Há uma máxima, atribuída a Schopenhauer por alguns, e a Heidegger por outros, que afirma que só existe duas línguas para se filosofar: o grego e o alemão.
Talvez insuflado por esta mentalidade, por anos alimentei uma certa animosidade por tudo que se fazia na França - notória rival da Alemanha quando se trata de cultura -, nada substituía Beethoven, Brahms, Wagner, Nietzsche, Heidegger, Schiller, Goethe, Thomas Mann ou Hermann Hesse.
Nada de bom poderia vir para o lado de lá da linha Maginot.
Também havia um ranço, pelo próprio modo como a Academia se baseava na estrutura educacional francesa, adotando uma linha estruturalista, com professores educados à base dos existencialistas, leitores de Sartre, defensores de Merleau-Ponty, e em parte pela reverência cultural que o Brasil sempre prestou à França, sendo a própria Academia Brasileira de Letras inspirada na correspondente francesa, e tendo quase todos os principais movimentos artístico-literários - o naturalismo, o realismo, o modernismo, o surrealismo, inclusive o pós-modernismo - se inspirado em artistas franceses, francófonos, ou residentes em Paris.
O que valia para mim, durante este período, era ser do contra.
O processo de reconciliação foi sutil. Começou com a leitura de "Gargântua e Pantagruel", obra genial de Rabelais, mas estagnou.
Voltei a ter contato com a literatura francesa mais ou menos um ano depois, quando li pela primeira vez Balzac, "O Pai Goriot", e esta foi uma epifania.

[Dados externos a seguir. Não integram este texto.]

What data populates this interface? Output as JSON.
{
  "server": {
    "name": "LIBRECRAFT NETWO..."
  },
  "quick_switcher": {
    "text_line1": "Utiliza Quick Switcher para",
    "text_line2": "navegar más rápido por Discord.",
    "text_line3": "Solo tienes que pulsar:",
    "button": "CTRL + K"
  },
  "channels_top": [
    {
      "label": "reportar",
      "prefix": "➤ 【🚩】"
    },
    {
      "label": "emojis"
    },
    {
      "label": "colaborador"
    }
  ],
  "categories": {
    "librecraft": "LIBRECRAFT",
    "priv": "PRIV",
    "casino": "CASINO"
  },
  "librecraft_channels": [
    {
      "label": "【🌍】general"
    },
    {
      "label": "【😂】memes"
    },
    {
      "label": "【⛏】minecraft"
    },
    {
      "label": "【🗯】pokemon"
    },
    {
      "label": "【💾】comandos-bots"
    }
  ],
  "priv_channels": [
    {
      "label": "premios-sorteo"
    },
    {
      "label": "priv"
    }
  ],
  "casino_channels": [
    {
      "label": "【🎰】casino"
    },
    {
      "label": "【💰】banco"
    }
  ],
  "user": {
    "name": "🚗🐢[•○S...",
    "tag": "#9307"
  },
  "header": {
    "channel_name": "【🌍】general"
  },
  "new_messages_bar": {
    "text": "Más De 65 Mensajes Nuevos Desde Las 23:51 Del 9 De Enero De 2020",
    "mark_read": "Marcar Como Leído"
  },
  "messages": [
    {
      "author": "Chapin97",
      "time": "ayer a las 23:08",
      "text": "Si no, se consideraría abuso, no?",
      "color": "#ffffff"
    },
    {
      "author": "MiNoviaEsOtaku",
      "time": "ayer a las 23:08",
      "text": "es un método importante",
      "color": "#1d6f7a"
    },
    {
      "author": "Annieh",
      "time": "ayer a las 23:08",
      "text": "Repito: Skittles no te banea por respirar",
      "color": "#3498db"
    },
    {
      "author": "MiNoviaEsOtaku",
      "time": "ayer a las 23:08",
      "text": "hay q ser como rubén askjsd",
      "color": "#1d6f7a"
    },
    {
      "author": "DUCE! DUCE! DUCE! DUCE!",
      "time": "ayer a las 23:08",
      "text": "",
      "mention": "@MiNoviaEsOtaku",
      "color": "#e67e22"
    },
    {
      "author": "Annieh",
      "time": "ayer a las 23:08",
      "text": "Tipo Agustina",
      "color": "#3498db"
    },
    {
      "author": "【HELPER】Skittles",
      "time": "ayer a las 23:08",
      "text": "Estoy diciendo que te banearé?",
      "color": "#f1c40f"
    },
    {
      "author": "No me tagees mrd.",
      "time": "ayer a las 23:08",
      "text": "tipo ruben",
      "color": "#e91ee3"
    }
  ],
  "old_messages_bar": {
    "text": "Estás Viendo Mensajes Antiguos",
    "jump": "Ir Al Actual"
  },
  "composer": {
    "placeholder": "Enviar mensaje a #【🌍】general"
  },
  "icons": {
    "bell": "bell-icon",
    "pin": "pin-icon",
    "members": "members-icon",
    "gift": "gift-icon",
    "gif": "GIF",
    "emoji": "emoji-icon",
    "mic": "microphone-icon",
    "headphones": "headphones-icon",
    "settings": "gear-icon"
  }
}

Retornando à dicotomia Alemanha-França, talvez Schopenhauer (ou Heidegger) tivesse razão, poucas línguas possuem a precisão do grego ou do alemão. A prefixação e a aglutinação de palavras permite uma criação ilimitada de conceitos específicos, delimitando os sentidos e estabelecendo um meio quase inequívoco de comunicação.
O alemão até pode ser uma língua poética, mas quando se trata de respeitar a composição duma frase, a criação duma imagem, a descrição dum cenário, não há o que se compare com as línguas latinas. E, nas mãos dos mestres franceses das Letras, a escritura deixa de ser apenas um modo de comunicação, transcende a instrumentalidade da língua.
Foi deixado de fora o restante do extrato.